The Semantic Gap

Please note that republishing this article in full or in part is only allowed under the conditions described here.

The Semantic Gap

I'm currently involved in researching security problems and how perimeter firewalls might help mitigating them. During the research I've found several ways to evade existing IDS, firewalls and other security systems at the application level by using interpretation differences between the protecting and the protected system (i.e firewall and client). This Semantic Gap is caused by incomplete, unclear or contradicting specifications, or buggy or incomplete implementations which especially fail in rare use cases. Additionally in adherence to the famous robustness principle implementations usually accept various malformed data. But because there is no defined behavior different implementations handle bad data in a different way. Especially scary is that most systems which should protect the client against malware blindly assume that the malware is send in a standard conformant way, thus making evasion easy and stealth.

Evasions using the HTTP protocol

While HTTP looks like a simple standard just from looking at some examples one will find enough places where the standard is more flexible then needed or where one is able to specify inherently contradicting information using the protocol. In such cases implementations often differ and thus make bypassing the protecting system possible:

by using Variations on the Transfer-Encoding chunked response header (07/2013).
by using rarely used values for the Content-Encoding response header (07/2013).
by playing with conflicting information about the length of the response body (07/2013).

Several commercial systems can be bypassed this way, as described in

Is this URL safe? Hiding malware in plain sight from online malware scanners (12/2014).
Bypassing Malware Scanning in Sophos UTM Web Protection in 12/2014 and again in 07/2015.

To check how your browser behaves and how good your perimeter firewall is able to protect against these and much more HTTP based evasions use HTTP evader.

Evasions by misusing MIME

Historically e-mails where only plain ASCII text. To get support for different character encodings and for attachments while still keeping compatibility to old systems the MIME standard was developed, which maps all these features back to plain ASCII text. To display a mail and to extract the attachments the mail has thus to be decoded. But unfortunatly the standard makes it possible to construct invalid MIME. Since these data can not be decoded in a clearly defined way the results differ between implementations, which again makes evasions possible:

Using multiple conflicting Content-Transfer-Encoding headers inside a mail makes it possible to hide malware from IDS/IPS or virus scanners but make it available from mail applications or web based mail (11/2014).
Mail clients behave differently when using conflicting declarations of multipart boundary inside a mail which again makes evasions possible (07/2015).

Again systems can be bypassed this way:

Yahoo! Mail virus scanning could be bypassed by using conflicting Content-Transfer-Encoding headers. The issue was reported in 10/2014 but was marked as already known problem. It was fixed some month after the report.
GMX Webmail virus scanning could be bypassed by using conflicting MIME boundaries. The issue was reported in 06/2015 and fixed shortly after the report.
AOL Mail virus scanning could be bypassed using conflicting Content-Transfer-Encoding headers (same issue as reported with Yahoo! Mail in 10/2014). The issue could not be reported because AOL did not provide any way to report security issues, even when asked. Thus it was published here in 07/2015.
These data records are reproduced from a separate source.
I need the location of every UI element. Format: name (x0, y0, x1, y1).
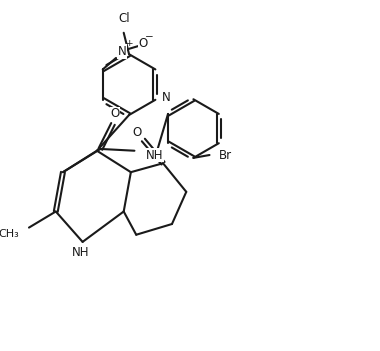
Text: O: O (110, 107, 119, 120)
Text: Cl: Cl (118, 12, 130, 25)
Text: NH: NH (146, 148, 163, 161)
Text: −: − (145, 32, 154, 41)
Text: Br: Br (219, 148, 232, 161)
Text: CH₃: CH₃ (0, 229, 19, 239)
Text: O: O (139, 37, 148, 50)
Text: N: N (118, 45, 127, 58)
Text: +: + (125, 39, 133, 48)
Text: O: O (132, 126, 142, 139)
Text: NH: NH (72, 246, 90, 259)
Text: N: N (162, 91, 171, 104)
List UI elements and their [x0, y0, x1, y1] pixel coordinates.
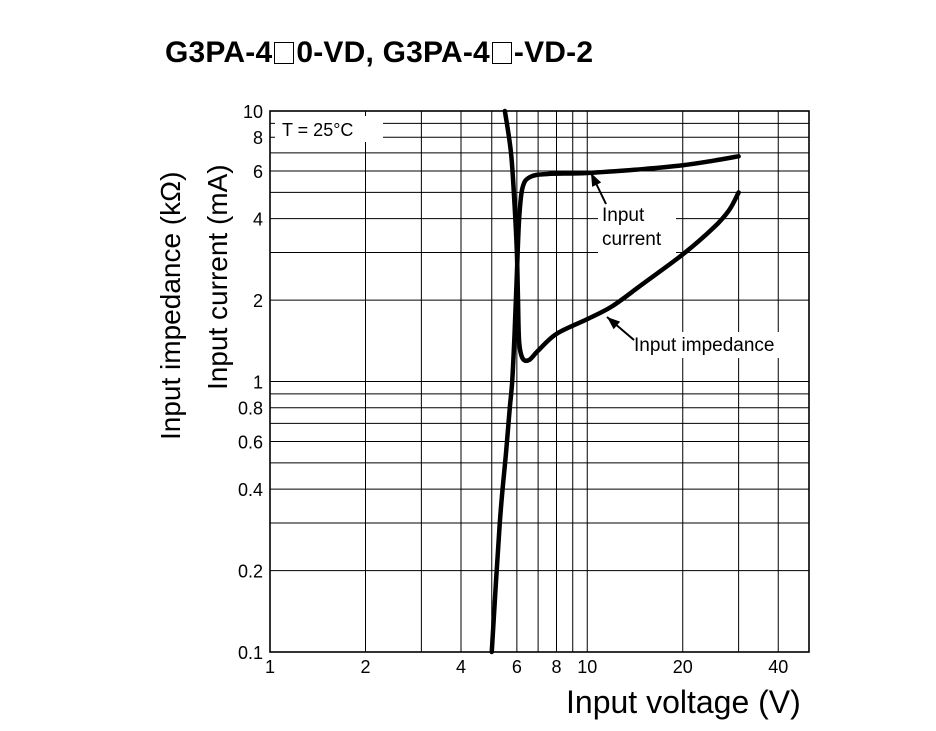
- x-axis-label: Input voltage (V): [566, 684, 801, 720]
- x-tick-label: 2: [360, 657, 370, 677]
- title-box-glyph-2: [491, 42, 512, 64]
- y-tick-label: 10: [243, 102, 263, 122]
- chart-title-part-1: G3PA-4: [165, 36, 273, 69]
- x-tick-label: 20: [673, 657, 693, 677]
- chart-title: G3PA-4 0-VD, G3PA-4 -VD-2: [165, 36, 593, 70]
- grid-lines: [269, 111, 810, 653]
- y-axis-label-outer: Input impedance (kΩ): [155, 171, 186, 440]
- x-tick-label: 1: [265, 657, 275, 677]
- title-box-glyph-1: [274, 42, 295, 64]
- plot-frame: [269, 110, 810, 653]
- y-tick-label: 4: [253, 210, 263, 230]
- condition-label: T = 25°C: [282, 120, 353, 140]
- y-tick-label: 0.8: [238, 399, 263, 419]
- y-tick-label: 6: [253, 162, 263, 182]
- annotation-impedance-arrow-head: [607, 317, 621, 330]
- y-tick-label: 2: [253, 291, 263, 311]
- x-tick-label: 10: [577, 657, 597, 677]
- series-line-input-impedance: [502, 108, 741, 364]
- x-tick-label: 8: [551, 657, 561, 677]
- annotation-impedance-background: [630, 332, 802, 358]
- y-tick-label: 0.2: [238, 562, 263, 582]
- y-tick-labels: 0.1 0.2 0.4 0.6 0.8 1 2 4 6 8 10: [238, 102, 263, 663]
- y-tick-label: 0.6: [238, 433, 263, 453]
- y-tick-label: 0.1: [238, 643, 263, 663]
- y-axis-label-inner: Input current (mA): [202, 164, 233, 390]
- y-tick-label: 0.4: [238, 480, 263, 500]
- annotation-current-arrow-head: [591, 173, 602, 187]
- chart-title-part-2: 0-VD, G3PA-4: [296, 36, 490, 69]
- chart-title-part-3: -VD-2: [513, 36, 594, 69]
- series-group: [489, 108, 741, 655]
- annotation-current-text-line: Input: [602, 205, 645, 226]
- x-tick-labels: 1 2 4 6 8 10 20 40: [265, 657, 788, 677]
- annotation-current-text-line: current: [602, 229, 662, 250]
- x-tick-label: 40: [768, 657, 788, 677]
- x-tick-label: 4: [456, 657, 466, 677]
- condition-label-background: [275, 116, 383, 142]
- annotation-current-background: [598, 203, 676, 253]
- y-tick-label: 1: [253, 373, 263, 393]
- annotation-group: T = 25°C Input current Input impedance: [275, 116, 802, 358]
- series-line-input-current: [489, 154, 741, 655]
- y-tick-label: 8: [253, 128, 263, 148]
- x-tick-label: 6: [512, 657, 522, 677]
- annotation-impedance-text: Input impedance: [634, 335, 775, 356]
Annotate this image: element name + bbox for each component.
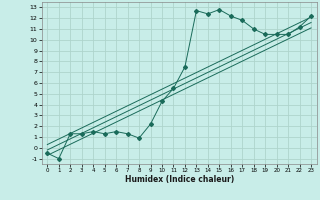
X-axis label: Humidex (Indice chaleur): Humidex (Indice chaleur) — [124, 175, 234, 184]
Breaking DKIM - on Purpose and by Chance

DKIM is, together with SPF and DMARC, one of the major technologies in fighting sender spoofing. Breaking DKIM - on Purpose and by Chance shows how fragile the protocol is and how easily it can by broken by an attacker to spoof mails and how easily it breaks by itself and treats non-spoofed mails as spoofed.

Five Easy Steps to Bypass Antivirus using manipulated MIME

More than 3 years after I started to publish MIME related problems and many more years after others detected similar problems the vendors of analysis systems still don't seem to be really aware of these problems. Therefore I demonstrate in this post how trivial it is to bypass the mail analysis in current antivirus products.